For Bamberg County drivers, school buses, farm traffic and emergency crews, the reopening matters because Indian Camp Road is part of the network of rural roads where a single bridge closure can send traffic miles out of the way. With the crossing back in service, vehicles can again use the direct route instead of relying on detours that slowed daily travel, commutes and response times across the area.

The South Carolina Department of Transportation announced the accelerated bridge and culvert replacement package on Feb. 25, 2025 after determining the damaged structures were beyond repair. The work covered six sites in Bamberg, Calhoun and Orangeburg counties: Indian Camp Road over Indian Camp Creek in Bamberg County, Burke Road over Caw Caw Swamp in Calhoun County, and Cannon Bridge Road over Cooper Swamp, Middle Willow Road over Reedy River, Deer Trail Road over Cooper Swamp and Buffalo Pond Road over Tampa Creek in Orangeburg County.

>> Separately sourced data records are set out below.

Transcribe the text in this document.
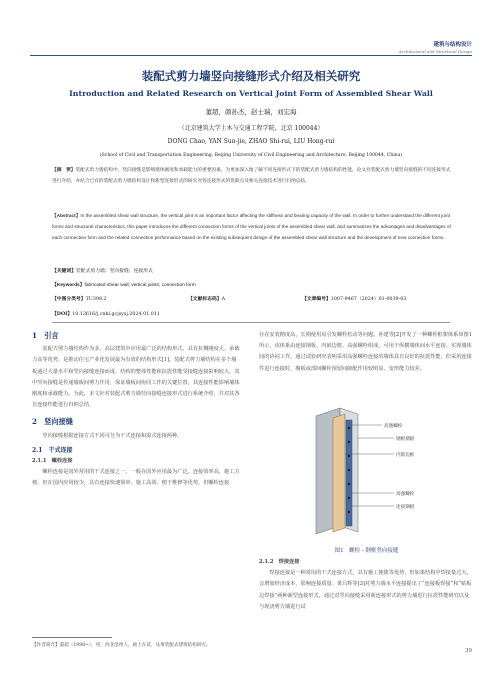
建筑与结构设计
Architectural and Structural Design
装配式剪力墙竖向接缝形式介绍及相关研究
Introduction and Related Research on Vertical Joint Form of Assembled Shear Wall
董超，颜孙杰，赵士瑞，刘宏海
（北京建筑大学土木与交通工程学院，北京 100044）
DONG Chao, YAN Sun-jie, ZHAO Shi-rui, LIU Hong-rui
(School of Civil and Transportation Engineering, Beijing University of Civil Engineering and Architecture, Beijing 100044, China)
【摘　要】装配式剪力墙结构中，竖向接缝是影响墙体刚度和承载能力的重要因素，为更加深入地了解不同连接形式下的装配式剪力墙结构的性能，论文对装配式剪力墙竖向接缝的不同连接形式进行介绍，并结合已有的装配式剪力墙结构设计和新型连接形式的研究对各连接形式的优缺点及相关连接技术进行归纳总结。
【Abstract】In the assembled shear wall structure, the vertical joint is an important factor affecting the stiffness and bearing capacity of the wall. In order to further understand the different joint forms and structural characteristics, this paper introduces the different connection forms of the vertical joints of the assembled shear wall, and summarizes the advantages and disadvantages of each connection form and the related connection performance based on the existing subsequent design of the assembled shear wall structure and the development of new connection forms.
【关键词】装配式剪力墙；竖向接缝；连接形式
【Keywords】fabricated shear wall; vertical joints; connection form
【中图分类号】TU398.2	【文献标志码】A	【文章编号】1007-9467（2024）01-0039-03
【DOI】10.13616/j.cnki.gcjsysj.2024.01.011
1　引言

装配式剪力墙结构作为多、高层建筑中应用最广泛的结构形式，具有抗侧刚度大、承载力高等优势，是推动住宅产业化发展最为有效的结构形式[1]。装配式剪力墙结构在多个墙板通过大量水平和竖向接缝连接而成，结构的整体性能和抗震性能受接缝连接影响较大。其中竖向接缝是传递墙板间剪力作用，保证墙板间协同工作的关键位置，其连接性能影响墙体刚度和承载能力。为此，本文针对装配式剪力墙竖向接缝连接形式进行系统介绍，并对其各自连接性能进行归纳总结。

2　竖向接缝

竖向接缝根据连接方式不同可分为干式连接和湿式连接两种。

2.1　干式连接
2.1.1　螺栓连接

螺栓连接是国外常用的干式连接之一，一般在国外应用最为广泛，连接效率高，施工方便，但在国内应用较少，具有连接快速简单、施工高效、便于维修等优势，但螺栓连接

【作者简介】董超（1998~），男，河北沧州人，硕士在读，从事装配式建筑结构研究。

存在安装精度高，长期使用易引发螺栓松动等问题。孙建等[2]开发了一种螺栓框架体系如图1所示，该体系由连接钢板、内嵌边框、高强螺栓组成，可用于纵横墙体间水平连接，实现墙体间的协同工作。通过试验研究表明采用高强螺栓连接的墙体具有良好的抗震性能，但采用连接件进行连接时，腹板或部间螺栓预留间隙配作用较明显，变形能力较差。

高强螺栓
钢板墙板
内嵌边框
高强螺栓
连接钢板
图1　螺栓 - 钢框竖向接缝
2.1.2　焊接连接

焊接连接是一种常用的干式连接方式，具有施工便捷等优势，但如果结构中焊接量过大，会增加经济成本，影响连接质量。黄吕辉等[3]对剪力墙水平连接提出了“连接板焊接”和“贴板边焊接”两种新型连接形式，通过对竖向接缝采用新连接形式的剪力墙进行抗震性能研究以及与现浇剪力墙进行试

39
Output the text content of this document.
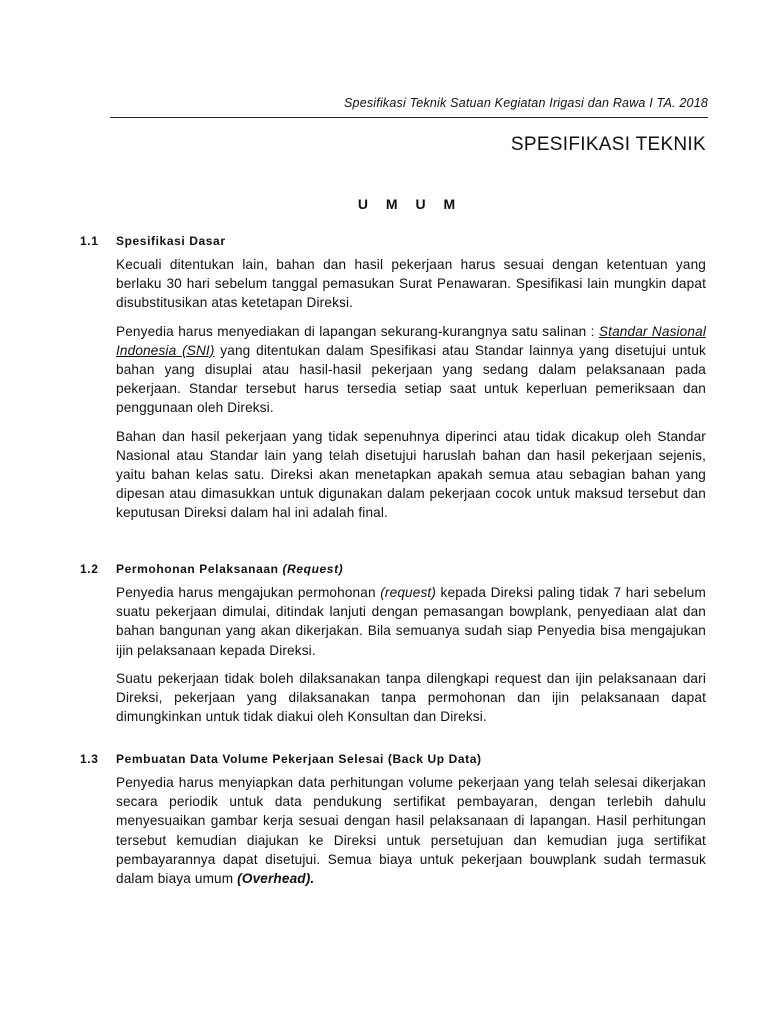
Spesifikasi Teknik Satuan Kegiatan Irigasi dan Rawa I TA. 2018
SPESIFIKASI TEKNIK
U M U M
1.1	Spesifikasi Dasar

Kecuali ditentukan lain, bahan dan hasil pekerjaan harus sesuai dengan ketentuan yang berlaku 30 hari sebelum tanggal pemasukan Surat Penawaran. Spesifikasi lain mungkin dapat disubstitusikan atas ketetapan Direksi.

Penyedia harus menyediakan di lapangan sekurang-kurangnya satu salinan : Standar Nasional Indonesia (SNI) yang ditentukan dalam Spesifikasi atau Standar lainnya yang disetujui untuk bahan yang disuplai atau hasil-hasil pekerjaan yang sedang dalam pelaksanaan pada pekerjaan. Standar tersebut harus tersedia setiap saat untuk keperluan pemeriksaan dan penggunaan oleh Direksi.

Bahan dan hasil pekerjaan yang tidak sepenuhnya diperinci atau tidak dicakup oleh Standar Nasional atau Standar lain yang telah disetujui haruslah bahan dan hasil pekerjaan sejenis, yaitu bahan kelas satu. Direksi akan menetapkan apakah semua atau sebagian bahan yang dipesan atau dimasukkan untuk digunakan dalam pekerjaan cocok untuk maksud tersebut dan keputusan Direksi dalam hal ini adalah final.

1.2	Permohonan Pelaksanaan (Request)

Penyedia harus mengajukan permohonan (request) kepada Direksi paling tidak 7 hari sebelum suatu pekerjaan dimulai, ditindak lanjuti dengan pemasangan bowplank, penyediaan alat dan bahan bangunan yang akan dikerjakan. Bila semuanya sudah siap Penyedia bisa mengajukan ijin pelaksanaan kepada Direksi.

Suatu pekerjaan tidak boleh dilaksanakan tanpa dilengkapi request dan ijin pelaksanaan dari Direksi, pekerjaan yang dilaksanakan tanpa permohonan dan ijin pelaksanaan dapat dimungkinkan untuk tidak diakui oleh Konsultan dan Direksi.

1.3	Pembuatan Data Volume Pekerjaan Selesai (Back Up Data)

Penyedia harus menyiapkan data perhitungan volume pekerjaan yang telah selesai dikerjakan secara periodik untuk data pendukung sertifikat pembayaran, dengan terlebih dahulu menyesuaikan gambar kerja sesuai dengan hasil pelaksanaan di lapangan. Hasil perhitungan tersebut kemudian diajukan ke Direksi untuk persetujuan dan kemudian juga sertifikat pembayarannya dapat disetujui. Semua biaya untuk pekerjaan bouwplank sudah termasuk dalam biaya umum (Overhead).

SCDOT said the replacements were intended to reopen the roads to vehicular traffic as each site was completed. The agency’s Bridge Management Office, working with the Federal Highway Administration, oversees the state bridge inspection program and tracks bridge and roadway conditions statewide, a reminder that the November flooding exposed infrastructure vulnerabilities well beyond one county line.

The flood event that damaged the crossings was part of South Carolina’s Severe Storms and Flooding disaster, which FEMA places in the Nov. 6-14, 2024 incident period and says received a federal disaster declaration on Jan. 10, 2025. In Bamberg County, the reopening marks the end of the county’s final bridge project tied to that emergency package, but not the end of flood recovery itself.

County leaders have already pointed to that broader work. In January 2025, Bamberg County announced an $856,000 South Carolina Rural Infrastructure Authority grant for stormwater improvements in heavy flood zones, including the city of Bamberg and nearby areas. SCDOT also continues bridge planning in the region, with additional public comment and replacement work under review in 2026 and more sites flagged where roadway profile grade raises could force nearby bridges into future replacement planning.

The bridge on Indian Camp Road is back, and with it, one more rural choke point from the 2024 floods has been cleared. What remains is the larger test of whether the county’s roads and drainage systems can withstand the next storm better than they did the last one.